リンデルはもう既に意識を失い、浅い呼吸でどうにか命を保っているようだった。
「シトラ ・・・ 治せないの?」
『治せる ・・・ 離してくれれば』
なんか嘘っぽいのでギュと握ってみる。
『『ギェッ! あそこあの木の樹液飲ませれば』
「本当? だってあれで大勢死んでるよね」
『本当です! 嘘じゃない!』』
そうシトラと会話した。
「だそうですが ・・・ 怪しいですね」
パインはそう姉に言う。
「あたしは反対 ・・・・ だけど」
姉がそう言う。
「どうやって出るんだ? ここから」
弟がそう言う。
…。
来た道は厚い鉄のドビラで塞がれていた。
思いっきりパンチしてみたら吹き飛ばせそうだが、扉の先にまたこいつらがいると思うと時間的に、リンデルの体力的にまずい気がする。パインはそう思い握る拳を解いた。
『大丈夫だ やってみろ!』
「「うわっ!!」」
モチモアが急に自分達の視界に飛び出してきて、そう言ってきた。それに姉弟はまた肝を冷やしていた。
『自分で試してみた 大丈夫だ』
モチモアがそう言っていた。
どうやらシトラの頭を潰す作業の内に自分で毒を食らい、それをこの木の樹液で治していたそうだ。
『ほら そこだ』
コンさんがリンデルを抱きかかえ、全員でこの部屋の中央部にまで足を運ぶ。
目を凝らしモチモアが言うこの木のある部分を見ると小さな歯型があり、そこからオレンジ色の液体が流れていた。

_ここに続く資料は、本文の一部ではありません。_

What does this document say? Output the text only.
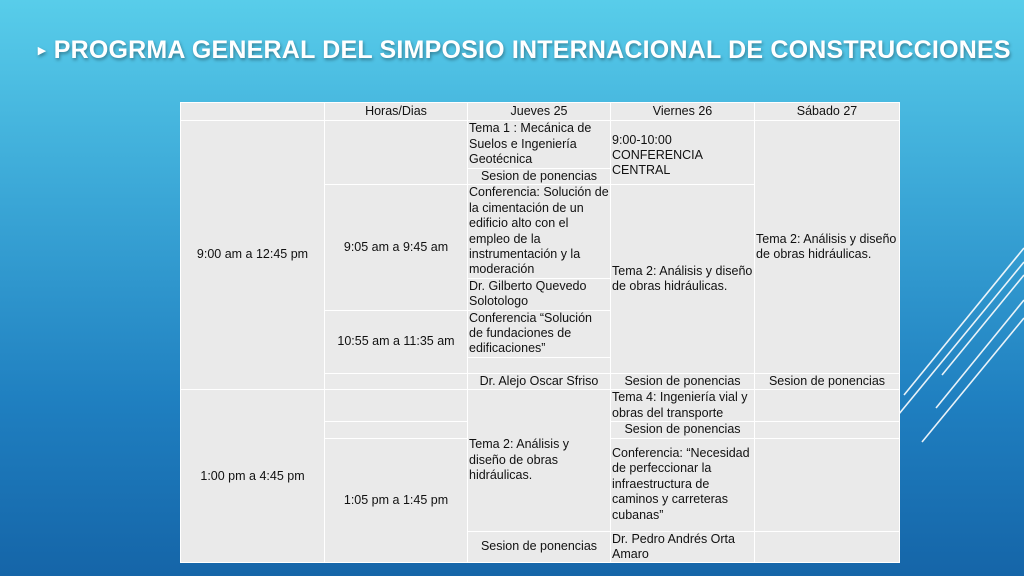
▸ PROGRMA GENERAL DEL SIMPOSIO INTERNACIONAL DE CONSTRUCCIONES
	Horas/Dias	Jueves 25	Viernes 26	Sábado 27
9:00 am a 12:45 pm		Tema 1 : Mecánica de Suelos e Ingeniería Geotécnica	9:00-10:00 CONFERENCIA CENTRAL	Tema 2: Análisis y diseño de obras hidráulicas.
		Sesion de ponencias		
	9:05 am a 9:45 am	Conferencia: Solución de la cimentación de un edificio alto con el empleo de la instrumentación y la moderación	Tema 2: Análisis y diseño de obras hidráulicas.	
		Dr. Gilberto Quevedo Solotologo		
	10:55 am a 11:35 am	Conferencia “Solución de fundaciones de edificaciones”		

		Dr. Alejo Oscar Sfriso	Sesion de ponencias	Sesion de ponencias
1:00 pm a 4:45 pm		Tema 2: Análisis y diseño de obras hidráulicas.	Tema 4: Ingeniería vial y obras del transporte	
			Sesion de ponencias	
	1:05 pm a 1:45 pm		Conferencia: “Necesidad de perfeccionar la infraestructura de caminos y carreteras cubanas”	
		Sesion de ponencias	Dr. Pedro Andrés Orta Amaro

モチモアの指示で棚にあった注射針でそれを吸い上げ、リンデルの静脈にそれを打ち込んだ。
…。
しばらくその場でリンデルの様子を皆で見守った。
次第にリンデルの呼吸が深いものとなり、顔色もよくなり始めていた。
「あんたも一応打っといたほうがいいんじゃない?」
コンがそう自分に言ってきた。
姉弟2人とも鉄網の床に尻餅をつきタバコをふかしている。
「わかった」
少し注射針に少し残ったそれをパインは適当に自分に打っていた。
『パインは止めと
モチモアがそれを止めに入ったが、遅かったようである。
『『ブシャ』』 『ギ』
「「あんた!!!!」」 「「おまえ!!!!」」
姉弟がこっちを見て驚いて叫んでいた。
自分は……。
握っていた虫を粉砕しているようだった。
(裏切ったな ・・・)
湧きあがる感情が今の意識を別の意識へと塗り替えていった。